Edie’s survival hinges on this principle. She immediately falls back on a personal emergency plan drilled into her by her parents years ago. She knows where to go, what supplies she needs, and how to secure her position. This is about a mindset of self-reliance. The author shows us that true security is a skill you develop.

Her neighbor, Chad, takes this to another level. He has a sophisticated underground shelter, a fortress hidden beneath a suburban home. His preparedness is so extreme it borders on paranoia, but when the zombies arrive, it’s undeniably effective. The point is that your personal contingency plan must be proportional to your perceived risks. For Chad, a non-human living secretly in a high-risk zone, extreme measures were logical. For Edie, a human resident, a well-stocked attic and a clear head were her first line of defense. The key is to assess your own "threat model" and prepare accordingly.

And here’s the thing. This preparedness isn't just about physical survival. It’s also about mental resilience. When faced with a zombie, Edie’s first instinct is to use what she has. She weaponizes a burrito. It’s a hilarious, absurd moment, but it’s deeply revealing. Improvisation is a critical survival skill. It demonstrates an ability to adapt, to see resources where others see only ordinary objects. This mindset—seeing the world as a set of tools you can leverage—is what separates survivors from victims. When the official response is a dial tone, your ability to think on your feet is all you have left.

Module 2: Identity is a Performance, and Crisis Reveals the Actor

In our daily lives, we all perform. We curate our identities for our colleagues, our neighbors, our social media followers. Zomromcom explores this idea by showing how characters use performance as a deliberate defense mechanism. Chad, the seemingly dim-witted, harmless neighbor, is a complete fabrication. His "Bro Chad" persona is a carefully constructed illusion. He designed it to keep people like Edie at a distance, to ensure his privacy and hide his true nature as a centuries-old vampire named Max.

This brings us to a crucial point about human interaction. Assumptions based on surface-level performance are dangerously misleading. Edie saw a harmless guy who liked video games and edibles. The reality was a lethal, hyper-intelligent supernatural being with a secret fortress. This performance was so effective that it completely controlled Edie’s perception of him for years. It reminds us that the identities people present are often strategic choices. Understanding this allows you to look past the performance and question what motivations might lie beneath.

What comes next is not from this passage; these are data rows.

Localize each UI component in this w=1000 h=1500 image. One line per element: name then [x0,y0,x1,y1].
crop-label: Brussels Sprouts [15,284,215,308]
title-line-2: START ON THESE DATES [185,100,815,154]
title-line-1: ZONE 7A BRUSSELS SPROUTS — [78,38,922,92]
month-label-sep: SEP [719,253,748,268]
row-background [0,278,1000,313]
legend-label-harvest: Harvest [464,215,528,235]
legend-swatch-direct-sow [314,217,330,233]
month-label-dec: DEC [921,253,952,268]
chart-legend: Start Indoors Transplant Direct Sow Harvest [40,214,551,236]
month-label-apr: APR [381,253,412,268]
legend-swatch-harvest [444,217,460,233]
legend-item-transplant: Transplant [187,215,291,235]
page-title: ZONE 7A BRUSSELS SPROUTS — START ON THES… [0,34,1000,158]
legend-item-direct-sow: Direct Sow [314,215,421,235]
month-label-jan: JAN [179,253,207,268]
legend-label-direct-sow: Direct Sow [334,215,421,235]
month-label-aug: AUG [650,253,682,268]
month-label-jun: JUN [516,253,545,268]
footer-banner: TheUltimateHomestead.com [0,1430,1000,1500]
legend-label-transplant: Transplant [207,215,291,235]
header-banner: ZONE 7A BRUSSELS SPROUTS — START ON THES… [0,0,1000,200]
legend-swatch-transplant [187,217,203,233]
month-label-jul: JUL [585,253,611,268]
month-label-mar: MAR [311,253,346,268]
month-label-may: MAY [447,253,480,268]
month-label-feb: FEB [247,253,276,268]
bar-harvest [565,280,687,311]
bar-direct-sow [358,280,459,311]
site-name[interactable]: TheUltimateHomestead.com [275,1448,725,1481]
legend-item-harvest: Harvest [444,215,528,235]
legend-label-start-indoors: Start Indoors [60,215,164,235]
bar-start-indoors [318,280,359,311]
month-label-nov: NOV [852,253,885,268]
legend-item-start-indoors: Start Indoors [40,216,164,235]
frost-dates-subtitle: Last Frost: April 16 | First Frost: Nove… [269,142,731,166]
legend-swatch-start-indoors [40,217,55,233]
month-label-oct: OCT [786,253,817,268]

So what happens when the performance shatters? The crisis of the zombie attack forces "Bro Chad" to disappear, and the real Max emerges. He moves with impossible speed and kills with brutal efficiency. This sudden shift reveals another core idea: crisis strips away performance and exposes a person's core capabilities. The person you thought was just a friendly colleague might, under pressure, reveal themselves to be a brilliant strategist or a surprisingly steady leader. The reverse is also true. The person with the confident title might crumble. The book suggests that you only truly know someone when you see them act under duress.

But flip the coin. Max isn't the only one performing. Edie also projects an identity. She is friendly, neighborly, and resilient. But beneath that is a woman anchored by deep trauma and a powerful sense of guilt over her parents' deaths. Her altruism, her compulsive need to help others even at great risk to herself, is a direct consequence of her past. This teaches us that a person's defining behaviors are often rooted in their deepest traumas and triumphs. Understanding the "why" behind someone's actions, especially their seemingly irrational ones, gives you a much deeper insight into who they truly are. It’s the difference between observing a behavior and understanding a person.